Her partner on the desk, Huel Perkins, said it's her genuine nature that people are drawn to.

"She is a woman filled with compassion, love, kindness - (she's) brilliant, too. But above all her compassion for people - I think that is evident in the way she delivers the news, and it's also evident away from the anchor desk," Huel said. "She is the kind of friend that will be there for life."

'The best is yet to come': Huel Perkins' career in Detroit comes to a close

Her talents extend well beyond the newsroom - whether it's gardening, decorating, cooking, or singing - but her true passion is her family: her husband, Dean, her son, Tanner, and her mother, Patty.

"She's in her mid-80s and I really am looking forward to having time with her where we can just have some fun and just enjoy one-on-one time with her," Monica said. "You realize - you know - time is so precious, and you want to make the most of the time that you have left."

Now she'll get to spend more of that precious time with her mom.

"Here we are to retirement - it's absolutely amazing to me," Patty said. "And I'm very proud of her and her career. We're just excited to have unlimited time and as we choose - with no time constraints. I might even be a little bit greedy in the time I want with her. I just love her to pieces and excited for what's ahead."

"Respect and admire just aren't big enough words. I mean it's truly amazing what she's been able to accomplish. I love her so much," Tanner said. "I'm so proud of her, and I'm so excited to see what comes next, and I'm just grateful to have been a part of it the whole way."

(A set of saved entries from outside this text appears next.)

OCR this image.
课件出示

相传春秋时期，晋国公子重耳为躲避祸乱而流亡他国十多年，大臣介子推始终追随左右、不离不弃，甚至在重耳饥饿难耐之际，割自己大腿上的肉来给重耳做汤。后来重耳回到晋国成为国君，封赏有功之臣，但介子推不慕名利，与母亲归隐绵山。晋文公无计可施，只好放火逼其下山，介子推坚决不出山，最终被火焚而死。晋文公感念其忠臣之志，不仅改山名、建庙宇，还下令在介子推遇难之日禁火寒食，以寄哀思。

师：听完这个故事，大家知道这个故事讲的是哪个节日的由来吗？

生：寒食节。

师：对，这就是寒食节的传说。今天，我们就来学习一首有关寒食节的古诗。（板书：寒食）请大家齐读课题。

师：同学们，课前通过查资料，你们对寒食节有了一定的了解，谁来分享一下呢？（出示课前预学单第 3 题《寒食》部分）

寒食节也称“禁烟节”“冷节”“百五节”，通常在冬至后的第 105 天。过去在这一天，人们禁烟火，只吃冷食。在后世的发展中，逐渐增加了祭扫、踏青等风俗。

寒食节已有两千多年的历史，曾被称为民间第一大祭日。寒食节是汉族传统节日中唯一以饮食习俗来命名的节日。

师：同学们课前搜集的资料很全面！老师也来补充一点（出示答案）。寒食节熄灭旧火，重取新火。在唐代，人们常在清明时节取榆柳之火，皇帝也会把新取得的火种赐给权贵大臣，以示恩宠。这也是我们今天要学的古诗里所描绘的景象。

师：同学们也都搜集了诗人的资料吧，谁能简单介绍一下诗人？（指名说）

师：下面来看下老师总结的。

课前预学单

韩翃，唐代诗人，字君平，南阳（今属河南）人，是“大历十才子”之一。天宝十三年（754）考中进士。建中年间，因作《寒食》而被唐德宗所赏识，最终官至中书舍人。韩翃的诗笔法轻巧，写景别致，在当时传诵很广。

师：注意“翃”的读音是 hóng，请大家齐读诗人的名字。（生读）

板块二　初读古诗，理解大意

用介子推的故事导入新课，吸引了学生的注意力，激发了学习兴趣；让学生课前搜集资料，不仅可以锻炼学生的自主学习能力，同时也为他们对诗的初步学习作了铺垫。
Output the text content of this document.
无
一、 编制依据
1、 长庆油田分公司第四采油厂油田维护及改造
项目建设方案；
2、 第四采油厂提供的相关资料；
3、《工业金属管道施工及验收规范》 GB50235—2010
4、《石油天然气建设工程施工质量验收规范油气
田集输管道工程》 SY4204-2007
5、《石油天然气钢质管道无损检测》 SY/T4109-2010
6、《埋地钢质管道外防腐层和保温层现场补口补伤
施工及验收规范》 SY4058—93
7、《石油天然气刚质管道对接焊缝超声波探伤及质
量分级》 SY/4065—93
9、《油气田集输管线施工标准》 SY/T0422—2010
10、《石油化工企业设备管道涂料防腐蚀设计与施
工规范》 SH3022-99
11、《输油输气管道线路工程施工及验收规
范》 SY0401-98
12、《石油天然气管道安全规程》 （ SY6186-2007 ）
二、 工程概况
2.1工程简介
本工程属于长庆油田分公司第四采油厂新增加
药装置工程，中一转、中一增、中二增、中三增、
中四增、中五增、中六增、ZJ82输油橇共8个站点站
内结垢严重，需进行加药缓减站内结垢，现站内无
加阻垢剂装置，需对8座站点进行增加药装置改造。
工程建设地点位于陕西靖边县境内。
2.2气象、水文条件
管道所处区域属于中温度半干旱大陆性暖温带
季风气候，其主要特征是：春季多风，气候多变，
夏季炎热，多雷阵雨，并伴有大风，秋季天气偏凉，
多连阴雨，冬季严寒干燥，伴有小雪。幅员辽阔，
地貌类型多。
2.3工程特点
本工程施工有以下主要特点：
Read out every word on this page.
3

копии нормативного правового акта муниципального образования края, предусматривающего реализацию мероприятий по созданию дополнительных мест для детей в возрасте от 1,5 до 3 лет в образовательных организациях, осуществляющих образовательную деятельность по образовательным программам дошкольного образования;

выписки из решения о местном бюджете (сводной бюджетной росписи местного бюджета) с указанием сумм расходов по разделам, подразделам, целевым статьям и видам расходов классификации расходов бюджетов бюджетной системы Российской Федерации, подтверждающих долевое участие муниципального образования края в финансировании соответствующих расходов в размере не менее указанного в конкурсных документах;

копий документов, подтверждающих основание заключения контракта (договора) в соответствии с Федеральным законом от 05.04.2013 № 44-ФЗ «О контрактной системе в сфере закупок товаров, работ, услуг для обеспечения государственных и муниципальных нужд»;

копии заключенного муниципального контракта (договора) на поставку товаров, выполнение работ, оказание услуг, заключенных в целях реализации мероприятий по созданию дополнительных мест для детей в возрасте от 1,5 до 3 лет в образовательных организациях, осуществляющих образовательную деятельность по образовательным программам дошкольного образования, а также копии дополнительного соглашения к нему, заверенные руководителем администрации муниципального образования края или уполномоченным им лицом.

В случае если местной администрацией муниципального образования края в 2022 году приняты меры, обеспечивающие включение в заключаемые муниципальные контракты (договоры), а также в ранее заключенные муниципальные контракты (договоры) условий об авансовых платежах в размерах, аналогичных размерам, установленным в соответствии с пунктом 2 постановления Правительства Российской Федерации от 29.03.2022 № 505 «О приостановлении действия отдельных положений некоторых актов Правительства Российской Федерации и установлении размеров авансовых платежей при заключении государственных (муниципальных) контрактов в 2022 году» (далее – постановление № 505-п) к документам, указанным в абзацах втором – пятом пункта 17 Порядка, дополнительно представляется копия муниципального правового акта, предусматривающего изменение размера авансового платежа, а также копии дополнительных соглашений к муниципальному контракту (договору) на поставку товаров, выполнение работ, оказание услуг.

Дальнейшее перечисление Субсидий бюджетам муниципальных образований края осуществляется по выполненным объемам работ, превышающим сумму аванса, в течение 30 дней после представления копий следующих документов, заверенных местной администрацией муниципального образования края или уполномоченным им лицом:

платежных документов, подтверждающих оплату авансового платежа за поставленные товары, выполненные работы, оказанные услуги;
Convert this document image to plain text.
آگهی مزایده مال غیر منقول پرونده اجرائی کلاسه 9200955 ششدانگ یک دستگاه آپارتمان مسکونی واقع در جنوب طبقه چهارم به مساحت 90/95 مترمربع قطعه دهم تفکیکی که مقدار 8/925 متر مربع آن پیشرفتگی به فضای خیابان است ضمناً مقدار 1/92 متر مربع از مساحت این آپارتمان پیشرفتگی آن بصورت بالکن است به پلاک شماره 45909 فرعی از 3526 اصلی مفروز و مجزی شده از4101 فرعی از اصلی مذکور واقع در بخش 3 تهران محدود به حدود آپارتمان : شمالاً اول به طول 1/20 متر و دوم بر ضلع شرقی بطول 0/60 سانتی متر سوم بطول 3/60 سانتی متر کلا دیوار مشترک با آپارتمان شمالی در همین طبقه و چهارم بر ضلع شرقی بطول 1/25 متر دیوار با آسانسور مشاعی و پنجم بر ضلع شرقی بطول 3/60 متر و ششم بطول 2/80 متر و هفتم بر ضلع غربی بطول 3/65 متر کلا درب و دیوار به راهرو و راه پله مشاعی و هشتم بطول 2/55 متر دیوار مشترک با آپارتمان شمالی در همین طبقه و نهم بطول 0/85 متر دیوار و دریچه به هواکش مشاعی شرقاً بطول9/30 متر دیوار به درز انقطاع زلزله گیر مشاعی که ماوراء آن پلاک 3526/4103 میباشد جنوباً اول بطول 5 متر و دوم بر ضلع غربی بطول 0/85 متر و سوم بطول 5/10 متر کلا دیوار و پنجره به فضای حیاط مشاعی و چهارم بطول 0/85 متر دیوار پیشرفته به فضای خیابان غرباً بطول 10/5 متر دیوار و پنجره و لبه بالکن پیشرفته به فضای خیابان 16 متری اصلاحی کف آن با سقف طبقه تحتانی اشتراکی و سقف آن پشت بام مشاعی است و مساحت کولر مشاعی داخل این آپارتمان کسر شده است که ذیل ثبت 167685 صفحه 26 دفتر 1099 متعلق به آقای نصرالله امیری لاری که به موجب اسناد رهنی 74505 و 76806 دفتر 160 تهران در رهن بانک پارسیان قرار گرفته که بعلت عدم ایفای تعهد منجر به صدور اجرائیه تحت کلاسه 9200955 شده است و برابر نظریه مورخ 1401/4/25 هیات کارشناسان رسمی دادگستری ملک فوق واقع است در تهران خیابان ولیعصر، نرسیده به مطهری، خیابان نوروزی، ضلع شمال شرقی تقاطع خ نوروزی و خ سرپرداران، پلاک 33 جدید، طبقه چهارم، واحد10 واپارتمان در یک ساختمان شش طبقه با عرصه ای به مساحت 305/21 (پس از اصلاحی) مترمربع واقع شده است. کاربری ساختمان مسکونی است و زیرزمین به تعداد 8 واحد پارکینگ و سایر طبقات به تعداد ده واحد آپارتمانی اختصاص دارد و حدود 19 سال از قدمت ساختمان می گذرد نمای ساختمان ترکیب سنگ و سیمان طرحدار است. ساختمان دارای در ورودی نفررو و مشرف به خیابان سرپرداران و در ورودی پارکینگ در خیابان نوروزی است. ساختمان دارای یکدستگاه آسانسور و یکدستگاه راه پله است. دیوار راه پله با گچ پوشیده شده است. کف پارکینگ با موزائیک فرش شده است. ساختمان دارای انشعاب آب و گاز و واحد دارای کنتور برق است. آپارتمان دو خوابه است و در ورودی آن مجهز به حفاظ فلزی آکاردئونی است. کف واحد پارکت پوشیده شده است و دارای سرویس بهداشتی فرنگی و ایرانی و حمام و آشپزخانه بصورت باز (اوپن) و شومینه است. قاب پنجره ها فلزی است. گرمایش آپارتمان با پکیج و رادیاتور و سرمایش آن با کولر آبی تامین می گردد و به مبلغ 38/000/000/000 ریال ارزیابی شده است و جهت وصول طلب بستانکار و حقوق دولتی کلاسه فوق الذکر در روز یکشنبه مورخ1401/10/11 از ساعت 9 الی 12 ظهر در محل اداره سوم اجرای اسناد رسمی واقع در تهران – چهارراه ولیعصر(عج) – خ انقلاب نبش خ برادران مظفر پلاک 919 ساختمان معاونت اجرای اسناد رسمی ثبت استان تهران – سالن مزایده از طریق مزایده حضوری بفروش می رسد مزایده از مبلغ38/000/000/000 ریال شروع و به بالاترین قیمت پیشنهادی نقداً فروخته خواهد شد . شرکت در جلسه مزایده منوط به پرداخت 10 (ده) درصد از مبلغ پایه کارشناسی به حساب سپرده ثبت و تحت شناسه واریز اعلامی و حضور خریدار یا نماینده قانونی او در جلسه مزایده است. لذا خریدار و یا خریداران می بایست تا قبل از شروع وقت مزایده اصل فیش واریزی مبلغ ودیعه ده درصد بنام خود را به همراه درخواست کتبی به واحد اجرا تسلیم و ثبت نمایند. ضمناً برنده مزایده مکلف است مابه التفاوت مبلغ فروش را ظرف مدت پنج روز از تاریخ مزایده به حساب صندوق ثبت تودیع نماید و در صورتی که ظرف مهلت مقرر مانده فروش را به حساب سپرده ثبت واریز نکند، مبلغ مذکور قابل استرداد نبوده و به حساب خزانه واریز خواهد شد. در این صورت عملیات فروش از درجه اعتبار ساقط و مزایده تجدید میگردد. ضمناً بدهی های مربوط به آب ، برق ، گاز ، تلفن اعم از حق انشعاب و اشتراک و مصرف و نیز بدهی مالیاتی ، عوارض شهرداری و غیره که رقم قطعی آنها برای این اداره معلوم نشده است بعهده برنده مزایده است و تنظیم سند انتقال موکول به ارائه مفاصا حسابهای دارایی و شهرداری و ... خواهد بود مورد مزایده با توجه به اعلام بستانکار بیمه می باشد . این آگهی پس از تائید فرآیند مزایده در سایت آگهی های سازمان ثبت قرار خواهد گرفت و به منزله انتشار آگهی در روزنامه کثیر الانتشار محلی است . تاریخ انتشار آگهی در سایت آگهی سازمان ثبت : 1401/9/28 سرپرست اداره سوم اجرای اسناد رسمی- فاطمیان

"For as great as her career has been and as good as she is on-air and in people's homes and television, she's better as a wife and a mother. She's the best," Dean said. "Now is ‘Monica time.’ This is go-time for Monica. It's time to get out there and do what she wants, without schedules."

Their gain is our loss - but we could not be more grateful for the time we've had with Monica Gayle.

Monica is an amazing human being. A wonderful partner and a great friend. I could not  have imagined this journey without her

"I'm really blessed and grateful that this is where we landed," Huel said. "It's been a great run."